ぎゅっと服の裾を握り、必死に笑顔を作った。

「いいえ。失礼します」
そのまま、悲しみを表情に出してしまう前にその場を去ろうとしたのだが、シンドバッドに腕を掴まれてしまう。
「サークルの後輩が失礼をしまいした。申し訳ない」
「…気にして、ませんから」
出来るだけ顔を見ないよう努めた。視線を合わせたら――泣いてしまいそうな気がした。懐かしさと、嬉しさと、悲しさで。
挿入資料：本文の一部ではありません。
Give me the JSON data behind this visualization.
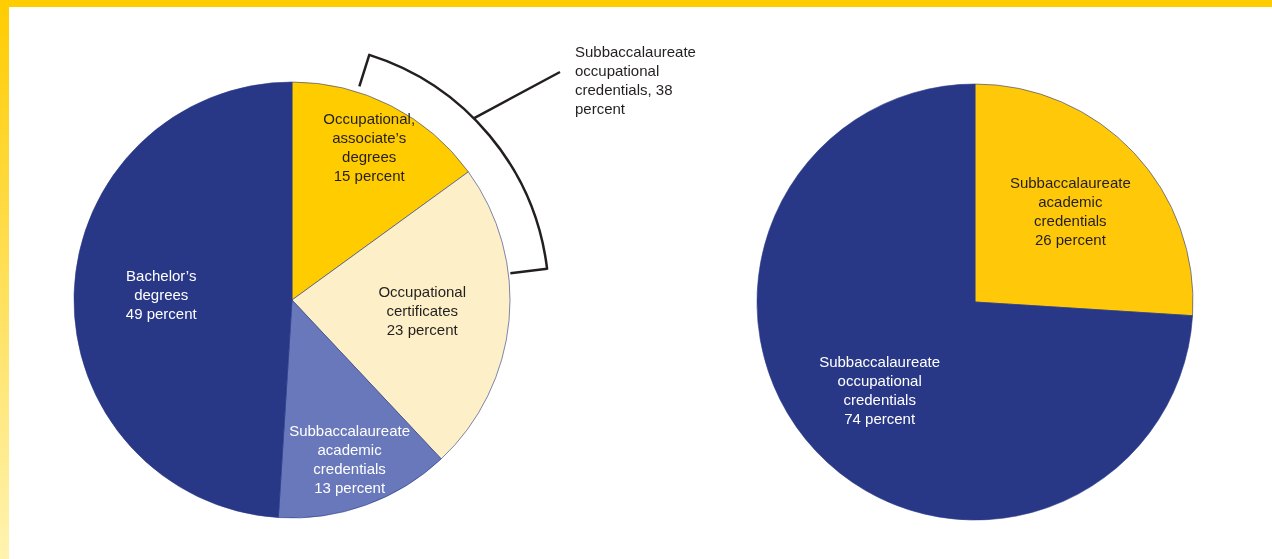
{
  "chart_data": [
    {
      "type": "pie",
      "categories": [
        "Occupational, associate’s degrees",
        "Occupational certificates",
        "Subbaccalaureate academic credentials",
        "Bachelor’s degrees"
      ],
      "values": [
        15,
        23,
        13,
        49
      ],
      "colors": [
        "#ffcc00",
        "#fdf0c8",
        "#6878bb",
        "#283887"
      ],
      "value_labels": [
        "15 percent",
        "23 percent",
        "13 percent",
        "49 percent"
      ],
      "annotations": [
        "Subbaccalaureate occupational credentials, 38 percent"
      ]
    },
    {
      "type": "pie",
      "categories": [
        "Subbaccalaureate academic credentials",
        "Subbaccalaureate occupational credentials"
      ],
      "values": [
        26,
        74
      ],
      "colors": [
        "#ffc90a",
        "#283887"
      ],
      "value_labels": [
        "26 percent",
        "74 percent"
      ]
    }
  ]
}
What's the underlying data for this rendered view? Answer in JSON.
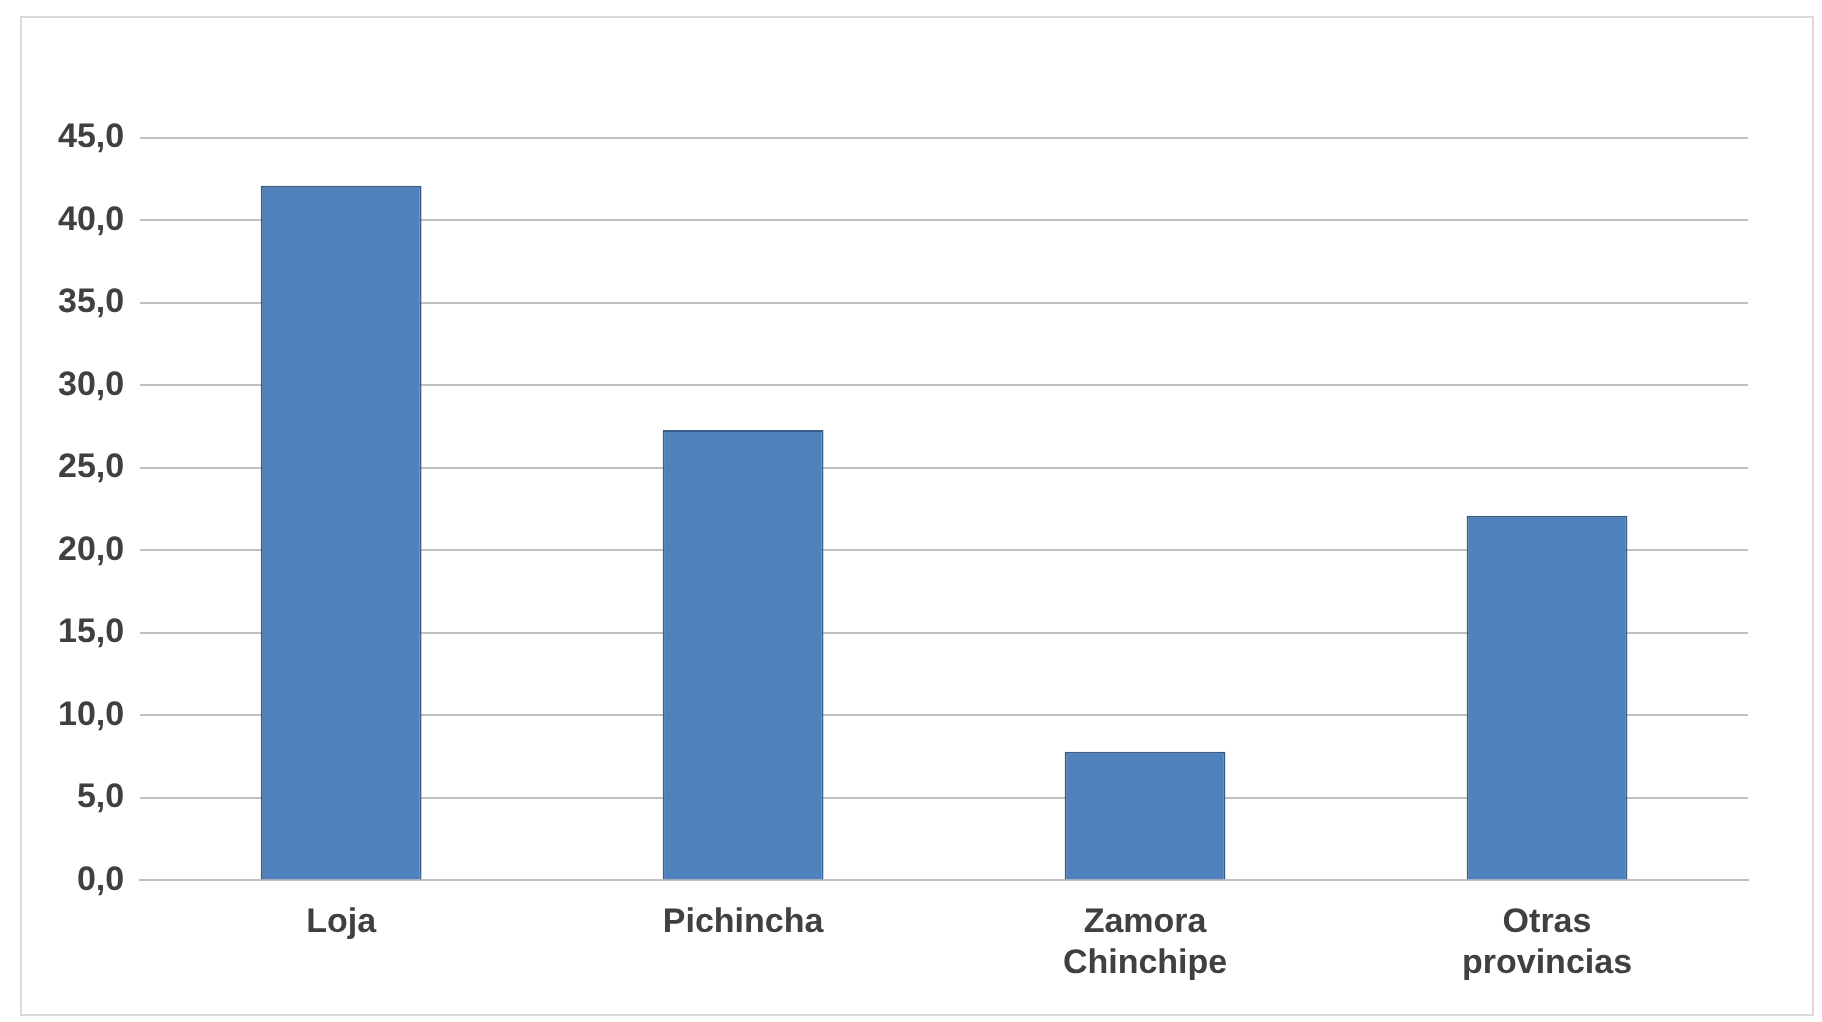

「お詫びに家まで送らせてください。もう遅いですから」
「そんな、本当に、構いませんから」
「しかし――」

シンドバッドの手を振り切り、全力で走った。ヒールのある靴なんて、しゃれっ気のない主婦ジャーファルは、とんでもないスピードで住宅街を駆け抜け、帰路についたのだった。
――シンドバッドには、記憶が無い。
それなら、もう会う事はないだろう。

そう考えると、悲しいのか嬉しいのかよくわからない感情に呑まれ、涙がこぼれた。

「ジャーファルさん、どうしたんスか」
「…っ、ごめん。ただいま」

玄関で座り込んでいると、帰っていたマスルールがコップ片手にやってきた。

「なんでもないよ。…なんでも」

忘れてしまおう。
それが自分のためであり――シンのためだ。

そう決意したジャーファルは知らなかった。
シンドバッドが、明日からパート先に通い詰め――自分を口説きにくることなんて。